This specification includes the disclosure content of Japanese Patent Application No. 2022-139528, which is the basis of the priority of this application.
 本発明に係る遺伝子変異評価用キットによれば、ブロッキング用核酸により、ターゲット核酸と同時に増幅された非ターゲット核酸と変異型プローブとの非特異的ハイブリダイズを抑制することができる。よって、本発明に係る遺伝子変異評価用キットによれば、SF3B1遺伝子に含まれる骨髄異形成症候群と関連する複数の変異箇所における検出対象塩基を含むターゲット核酸を変異型プローブにより高精度に検出することができる。 According to the gene mutation evaluation kit according to the present invention, the blocking nucleic acid can suppress non-specific hybridization of the mutant probe and the non-target nucleic acid amplified at the same time as the target nucleic acid. Therefore, according to the gene mutation evaluation kit according to the present invention, target nucleic acids containing detection target bases at multiple mutation sites associated with myelodysplastic syndrome contained in the SF3B1 gene can be detected with high accuracy using a mutant probe. Can be done.

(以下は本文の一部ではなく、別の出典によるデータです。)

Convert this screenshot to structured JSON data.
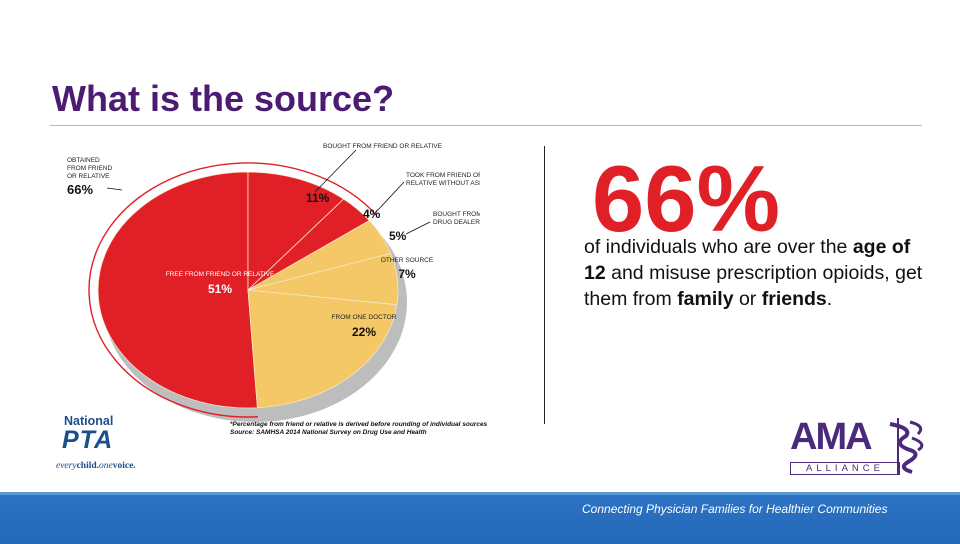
{
  "slide": {
    "title": "What is the source?",
    "big_stat": "66%",
    "statement": {
      "part1": "of individuals who are over the ",
      "bold1": "age of 12",
      "part2": " and misuse prescription opioids, get them from ",
      "bold2": "family",
      "part3": " or ",
      "bold3": "friends",
      "part4": "."
    },
    "footnote": {
      "line1": "*Percentage from friend or relative is derived before rounding of individual sources",
      "line2": "Source:  SAMHSA 2014 National Survey on Drug Use and Health"
    },
    "footer_text": "Connecting Physician Families for Healthier Communities"
  },
  "logos": {
    "pta_national": "National",
    "pta_word": "PTA",
    "pta_tagline_a": "every",
    "pta_tagline_b": "child.",
    "pta_tagline_c": "one",
    "pta_tagline_d": "voice.",
    "ama_word": "AMA",
    "ama_sub": "ALLIANCE"
  },
  "chart_data": {
    "type": "pie",
    "title": "",
    "slices": [
      {
        "label": "FREE FROM FRIEND OR RELATIVE",
        "value": 51,
        "display": "51%",
        "color": "#e01f26"
      },
      {
        "label": "BOUGHT FROM FRIEND OR RELATIVE",
        "value": 11,
        "display": "11%",
        "color": "#e01f26"
      },
      {
        "label": "TOOK FROM FRIEND OR RELATIVE WITHOUT ASKING",
        "value": 4,
        "display": "4%",
        "color": "#e01f26"
      },
      {
        "label": "BOUGHT FROM DRUG DEALER",
        "value": 5,
        "display": "5%",
        "color": "#f5c867"
      },
      {
        "label": "OTHER SOURCE",
        "value": 7,
        "display": "7%",
        "color": "#f5c867"
      },
      {
        "label": "FROM ONE DOCTOR",
        "value": 22,
        "display": "22%",
        "color": "#f5c867"
      }
    ],
    "group_annotation": {
      "label": "OBTAINED FROM FRIEND OR RELATIVE",
      "value": 66,
      "display": "66%"
    },
    "colors": {
      "friend_relative": "#e01f26",
      "other": "#f5c867",
      "shadow": "#bdbdbd",
      "arc": "#e01f26"
    }
  }
}
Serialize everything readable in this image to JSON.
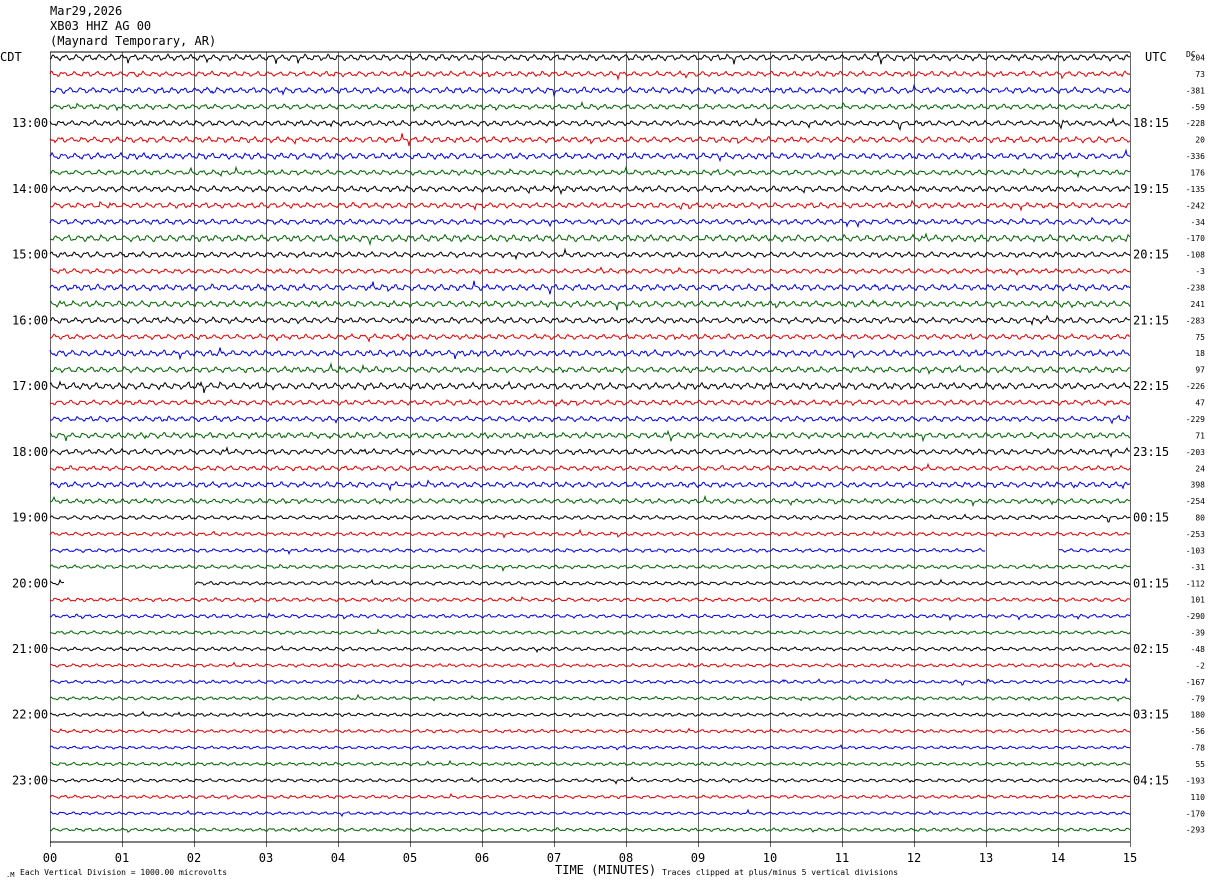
{
  "header": {
    "date": "Mar29,2026",
    "station": "XB03 HHZ AG 00",
    "location": "(Maynard Temporary, AR)"
  },
  "left_axis_label": "CDT",
  "right_axis_label": "UTC",
  "dc_label": "DC",
  "footer": {
    "scale_note": "Each Vertical Division = 1000.00 microvolts",
    "xlabel": "TIME (MINUTES)",
    "clip_note": "Traces clipped at plus/minus 5 vertical divisions"
  },
  "colors": {
    "trace_cycle": [
      "#000000",
      "#e00000",
      "#0000e0",
      "#006400"
    ],
    "grid": "#000000",
    "background": "#ffffff"
  },
  "chart_data": {
    "type": "line",
    "title": "XB03 HHZ AG 00",
    "xlabel": "TIME (MINUTES)",
    "xlim": [
      0,
      15
    ],
    "x_ticks": [
      "00",
      "01",
      "02",
      "03",
      "04",
      "05",
      "06",
      "07",
      "08",
      "09",
      "10",
      "11",
      "12",
      "13",
      "14",
      "15"
    ],
    "rows_per_hour": 4,
    "row_minutes": 15,
    "left_hour_labels": [
      "13:00",
      "14:00",
      "15:00",
      "16:00",
      "17:00",
      "18:00",
      "19:00",
      "20:00",
      "21:00",
      "22:00",
      "23:00"
    ],
    "right_hour_labels": [
      "18:15",
      "19:15",
      "20:15",
      "21:15",
      "22:15",
      "23:15",
      "00:15",
      "01:15",
      "02:15",
      "03:15",
      "04:15"
    ],
    "first_labeled_row": 4,
    "dc_offsets": [
      "204",
      "73",
      "-381",
      "-59",
      "-228",
      "20",
      "-336",
      "176",
      "-135",
      "-242",
      "-34",
      "-170",
      "-108",
      "-3",
      "-238",
      "241",
      "-283",
      "75",
      "18",
      "97",
      "-226",
      "47",
      "-229",
      "71",
      "-203",
      "24",
      "398",
      "-254",
      "80",
      "-253",
      "-103",
      "-31",
      "-112",
      "101",
      "-290",
      "-39",
      "-48",
      "-2",
      "-167",
      "-79",
      "180",
      "-56",
      "-78",
      "55",
      "-193",
      "110",
      "-170",
      "-293"
    ],
    "row_amplitude": [
      3.4,
      2.8,
      3.2,
      2.8,
      3.0,
      3.2,
      3.4,
      2.8,
      3.2,
      3.0,
      2.9,
      3.6,
      3.0,
      2.6,
      3.4,
      3.2,
      3.2,
      2.8,
      3.4,
      3.2,
      3.6,
      2.8,
      2.8,
      3.2,
      3.0,
      2.6,
      3.0,
      2.6,
      2.2,
      2.0,
      2.0,
      2.0,
      2.0,
      2.0,
      2.0,
      1.8,
      2.0,
      1.8,
      1.8,
      1.8,
      1.8,
      1.8,
      1.6,
      1.8,
      1.8,
      1.8,
      1.6,
      1.8
    ],
    "data_gaps_minutes": [
      {
        "row": 30,
        "from": 13.0,
        "to": 14.0
      },
      {
        "row": 32,
        "from": 0.2,
        "to": 2.0
      }
    ],
    "grid": true
  }
}
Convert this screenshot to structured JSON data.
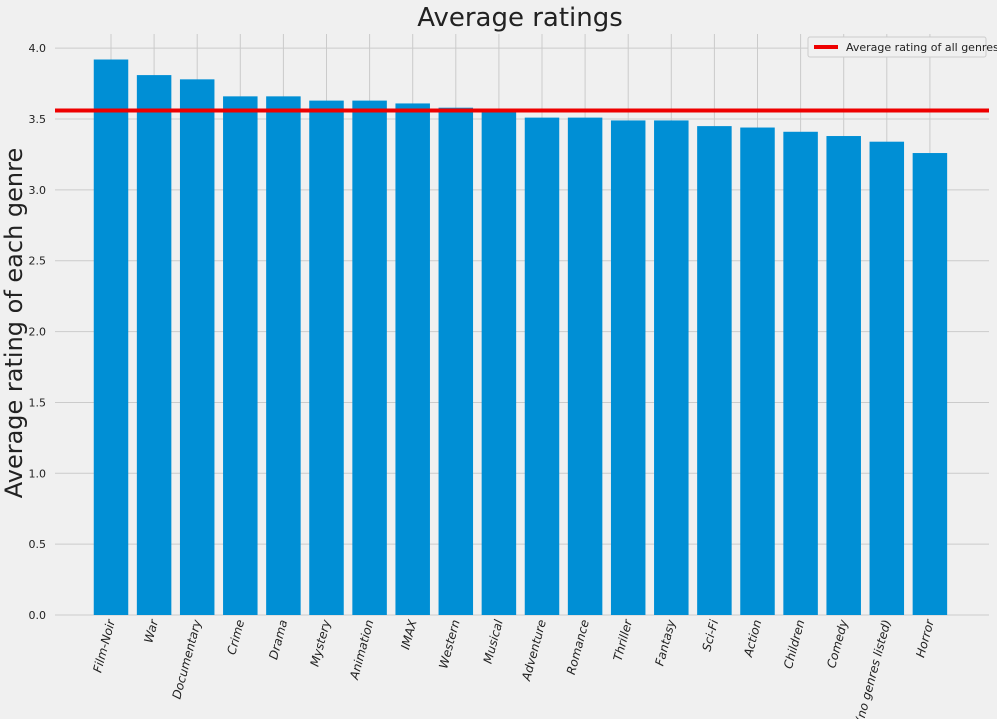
{
  "chart_data": {
    "type": "bar",
    "title": "Average ratings",
    "xlabel": "",
    "ylabel": "Average rating of each genre",
    "ylim": [
      0,
      4.1
    ],
    "yticks": [
      0.0,
      0.5,
      1.0,
      1.5,
      2.0,
      2.5,
      3.0,
      3.5,
      4.0
    ],
    "ytick_labels": [
      "0.0",
      "0.5",
      "1.0",
      "1.5",
      "2.0",
      "2.5",
      "3.0",
      "3.5",
      "4.0"
    ],
    "grid": true,
    "categories": [
      "Film-Noir",
      "War",
      "Documentary",
      "Crime",
      "Drama",
      "Mystery",
      "Animation",
      "IMAX",
      "Western",
      "Musical",
      "Adventure",
      "Romance",
      "Thriller",
      "Fantasy",
      "Sci-Fi",
      "Action",
      "Children",
      "Comedy",
      "(no genres listed)",
      "Horror"
    ],
    "values": [
      3.92,
      3.81,
      3.78,
      3.66,
      3.66,
      3.63,
      3.63,
      3.61,
      3.58,
      3.56,
      3.51,
      3.51,
      3.49,
      3.49,
      3.45,
      3.44,
      3.41,
      3.38,
      3.34,
      3.26
    ],
    "bar_color": "#008fd5",
    "reference_line": {
      "label": "Average rating of all genres",
      "value": 3.56,
      "color": "#ee0000"
    },
    "legend_position": "top-right"
  }
}
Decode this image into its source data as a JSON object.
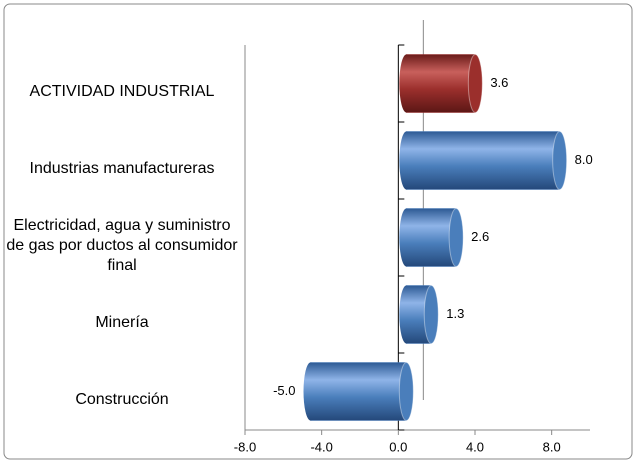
{
  "chart_data": {
    "type": "bar",
    "orientation": "horizontal",
    "categories": [
      "ACTIVIDAD INDUSTRIAL",
      "Industrias manufactureras",
      "Electricidad, agua y suministro de gas por ductos al consumidor final",
      "Minería",
      "Construcción"
    ],
    "values": [
      3.6,
      8.0,
      2.6,
      1.3,
      -5.0
    ],
    "value_labels": [
      "3.6",
      "8.0",
      "2.6",
      "1.3",
      "-5.0"
    ],
    "colors": [
      "#9b2f2c",
      "#4a7ebb",
      "#4a7ebb",
      "#4a7ebb",
      "#4a7ebb"
    ],
    "xlim": [
      -8,
      10
    ],
    "xticks": [
      {
        "value": -8,
        "label": "-8.0"
      },
      {
        "value": -4,
        "label": "-4.0"
      },
      {
        "value": 0,
        "label": "0.0"
      },
      {
        "value": 4,
        "label": "4.0"
      },
      {
        "value": 8,
        "label": "8.0"
      }
    ]
  }
}
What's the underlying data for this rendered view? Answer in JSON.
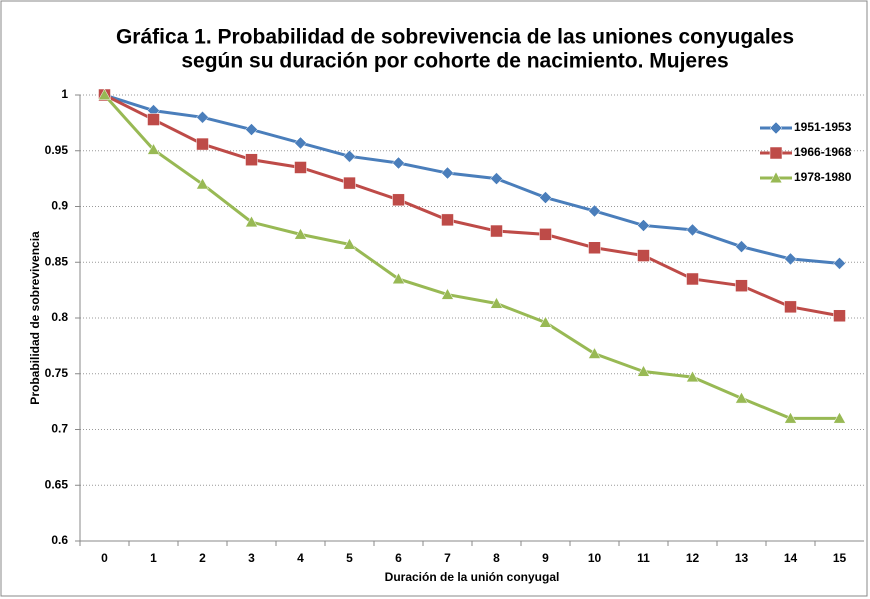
{
  "chart_data": {
    "type": "line",
    "title": "Gráfica 1. Probabilidad de sobrevivencia de las uniones conyugales",
    "subtitle": "según su duración por cohorte de nacimiento. Mujeres",
    "x_label": "Duración de la unión conyugal",
    "y_label": "Probabilidad de sobrevivencia",
    "categories": [
      "0",
      "1",
      "2",
      "3",
      "4",
      "5",
      "6",
      "7",
      "8",
      "9",
      "10",
      "11",
      "12",
      "13",
      "14",
      "15"
    ],
    "series": [
      {
        "name": "1951-1953",
        "color": "#4a7ebb",
        "marker": "diamond",
        "values": [
          1,
          0.986,
          0.98,
          0.969,
          0.957,
          0.945,
          0.939,
          0.93,
          0.925,
          0.908,
          0.896,
          0.883,
          0.879,
          0.864,
          0.853,
          0.849
        ]
      },
      {
        "name": "1966-1968",
        "color": "#be4b48",
        "marker": "square",
        "values": [
          1,
          0.978,
          0.956,
          0.942,
          0.935,
          0.921,
          0.906,
          0.888,
          0.878,
          0.875,
          0.863,
          0.856,
          0.835,
          0.829,
          0.81,
          0.802
        ]
      },
      {
        "name": "1978-1980",
        "color": "#98b954",
        "marker": "triangle",
        "values": [
          1,
          0.951,
          0.92,
          0.886,
          0.875,
          0.866,
          0.835,
          0.821,
          0.813,
          0.796,
          0.768,
          0.752,
          0.747,
          0.728,
          0.71,
          0.71
        ]
      }
    ],
    "ylim": [
      0.6,
      1
    ],
    "yticks": [
      0.6,
      0.65,
      0.7,
      0.75,
      0.8,
      0.85,
      0.9,
      0.95,
      1
    ],
    "grid": true,
    "legend": "upper right"
  }
}
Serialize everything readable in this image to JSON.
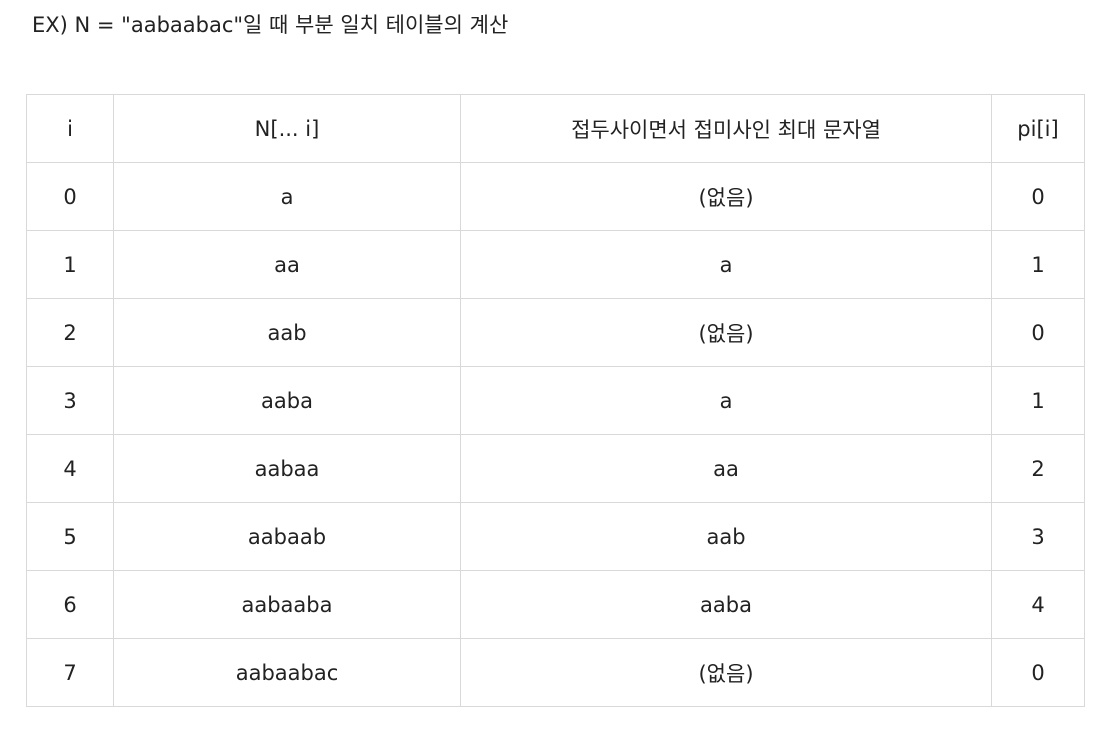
{
  "title": "EX) N = \"aabaabac\"일 때 부분 일치 테이블의 계산",
  "table": {
    "headers": {
      "i": "i",
      "prefix": "N[... i]",
      "match": "접두사이면서 접미사인 최대 문자열",
      "pi": "pi[i]"
    },
    "rows": [
      {
        "i": "0",
        "prefix": "a",
        "match": "(없음)",
        "pi": "0"
      },
      {
        "i": "1",
        "prefix": "aa",
        "match": "a",
        "pi": "1"
      },
      {
        "i": "2",
        "prefix": "aab",
        "match": "(없음)",
        "pi": "0"
      },
      {
        "i": "3",
        "prefix": "aaba",
        "match": "a",
        "pi": "1"
      },
      {
        "i": "4",
        "prefix": "aabaa",
        "match": "aa",
        "pi": "2"
      },
      {
        "i": "5",
        "prefix": "aabaab",
        "match": "aab",
        "pi": "3"
      },
      {
        "i": "6",
        "prefix": "aabaaba",
        "match": "aaba",
        "pi": "4"
      },
      {
        "i": "7",
        "prefix": "aabaabac",
        "match": "(없음)",
        "pi": "0"
      }
    ]
  }
}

 本発明に係る骨髄異形成症候群の診断に関するデータ分析方法では、ブロッキング用核酸により、ターゲット核酸と同時に増幅された非ターゲット核酸と変異型プローブとの非特異的ハイブリダイズを抑制することができる。よって、本発明に係る骨髄異形成症候群の診断に関するデータ分析方法では、SF3B1遺伝子に含まれる骨髄異形成症候群と関連する複数の変異箇所における検出対象塩基を含むターゲット核酸を変異型プローブにより高精度に検出することができ、骨髄異形成症候群の診断に関して正確な分析が可能となる。 In the data analysis method for diagnosis of myelodysplastic syndrome according to the present invention, the blocking nucleic acid can suppress non-specific hybridization of the mutant probe and the non-target nucleic acid amplified at the same time as the target nucleic acid. Therefore, in the data analysis method for diagnosing myelodysplastic syndrome according to the present invention, target nucleic acids containing detection target bases at multiple mutation sites associated with myelodysplastic syndrome contained in the SF3B1 gene are detected with high precision using a mutant probe. can be detected, allowing accurate analysis for the diagnosis of myelodysplastic syndromes.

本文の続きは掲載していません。